Allen, der über den Brief in seiner 2011 veröffentlichten Autobiografie schrieb, stritt nicht ab, dass sein alter Schulfreund ehrgeiziger war. Gates sei immer ein besserer Geschäftsmann gewesen, schrieb er später, «heftiger» und «skrupelloser». Er hingegen war der Visionär, der die technologische Feinarbeit leistete. Zu Beginn der Achtzigerjahre aber war Allen erschöpft, weil er unter einem bösartigen Tumor des Lymphsystems litt, und er hatte es satt, sich ständig mit Gates und dessen Nummer zwei, Steve Ballmer, zu reiben. Sein ­Vater habe immer gesagt: «Was auch immer du tust, stelle sicher, dass du es gerne machst.» Also entschied sich Allen zu Beginn des Jahres 1983, Microsoft zu verlassen und ein neues, glücklicheres Leben zu beginnen.

Zweite Karriere in Seattle

Ganz allerdings trennte er sich nicht von seiner Firma. Allen verblieb im Verwaltungsrat des Unternehmens als stellvertretender Vorsitzender und trennte sich auch nicht von seiner umfangreichen Beteiligung.
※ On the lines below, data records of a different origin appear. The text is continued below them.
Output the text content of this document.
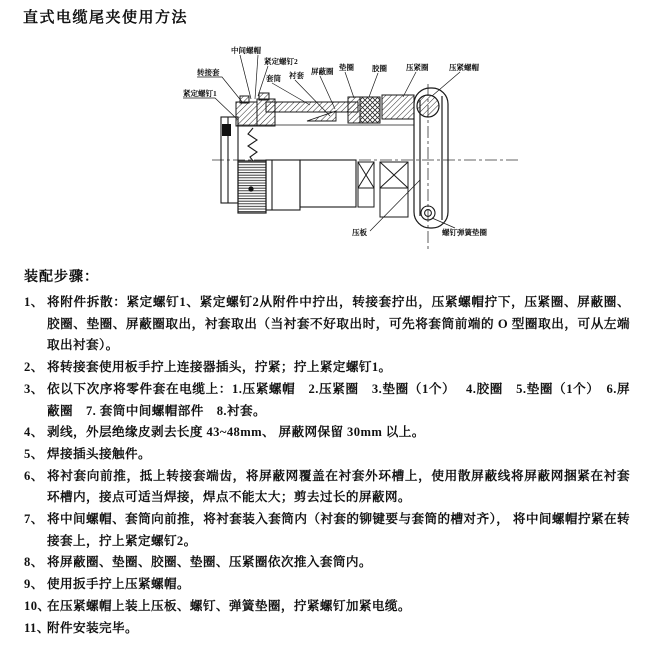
直式电缆尾夹使用方法
中间螺帽
紧定螺钉2
转接套
紧定螺钉1
套筒 衬套 屏蔽圈 垫圈 胶圈	压紧圈	压紧螺帽
压板	螺钉弹簧垫圈
装配步骤：
1、 将附件拆散：紧定螺钉1、紧定螺钉2从附件中拧出，转接套拧出，压紧螺帽拧下，压紧圈、屏蔽圈、胶圈、垫圈、屏蔽圈取出，衬套取出（当衬套不好取出时，可先将套筒前端的 O 型圈取出，可从左端取出衬套）。
2、 将转接套使用板手拧上连接器插头，拧紧；拧上紧定螺钉1。
3、 依以下次序将零件套在电缆上：1.压紧螺帽　2.压紧圈　3.垫圈（1个）　 4.胶圈　5.垫圈（1个）　6.屏蔽圈　7. 套筒中间螺帽部件　8.衬套。
4、 剥线，外层绝缘皮剥去长度 43~48mm、 屏蔽网保留 30mm 以上。
5、 焊接插头接触件。
6、 将衬套向前推，抵上转接套端齿，将屏蔽网覆盖在衬套外环槽上，使用散屏蔽线将屏蔽网捆紧在衬套环槽内，接点可适当焊接，焊点不能太大；剪去过长的屏蔽网。
7、 将中间螺帽、套筒向前推，将衬套装入套筒内（衬套的铆键要与套筒的槽对齐）， 将中间螺帽拧紧在转接套上，拧上紧定螺钉2。
8、 将屏蔽圈、垫圈、胶圈、垫圈、压紧圈依次推入套筒内。
9、 使用扳手拧上压紧螺帽。
10、
在压紧螺帽上装上压板、螺钉、弹簧垫圈，拧紧螺钉加紧电缆。
11、
附件安装完毕。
Gemäss einem 1977 verfassten Vertrag besass Gates 64 Prozent von Microsoft und Allen 36 Prozent. Als Microsoft 1986 an die Börse ging, wurde Allen deshalb quasi über Nacht zum Milliardär. Dieses Vermögen nutzte der Junggeselle, um eine zweite Karriere zu starten und seine Heimatstadt Seattle an der Pazifikküste umzugestalten.

Als Vehikel diente Allen dabei seine Holding-Gesellschaft Vulcan Inc.: ein Gemischtwaren­laden, der sowohl das Football-Team Seattle Seahawks umfasste als auch das Immobilienunternehmen Vulcan Real Estate und das weltweit bekannte Museum of Pop Culture. Allen investierte zudem Milliarden von Dollar in die Wissenschaft: das nach ihm benannte Institut spezialisierte sich auf Zellbiologie und die Erforschung des Gehirns. Sein Vermögen wurde zuletzt auf 20 Milliarden Dollar geschätzt, er war Nummer 21 auf der Liste der reichsten Amerikaner. Und Obwohl er Millionen in Luxushäuser und Luxusjachten steckte, blieb er irgendwie doch ein unkomplizierter Mensch. 2013 erfüllte er sich einen alten Traum, als das Musikhaus Sony das Débutalbum seiner Rockband «The Underthinkers» veröffentlichte. Allen spielte Gitarre, während Stars wie Chrissie Hynde und Joe Walsh sangen.

Am Montag starb Paul Gardner Allen, der sich selbst als «Ideenmensch» bezeichnete, im Alter von 65 Jahren an den Folgen einer Krebserkrankung in Seattle. Gates erklärte, der Tod von einem seiner ältesten und liebsten Freunde breche ihm das Herz. Von der gemeinsamen Schulzeit über die Gründung von Microsoft bis hin zu gemeinsamen wohltätigen Projekten sei Paul Allen ein «wahrer Partner» gewesen. Ohne ihn würden Personal-Computer heutzutage nicht existieren. «Er hätte viel mehr Zeit verdient», so Gates weiter. «Wir werden ihn schrecklich vermissen.»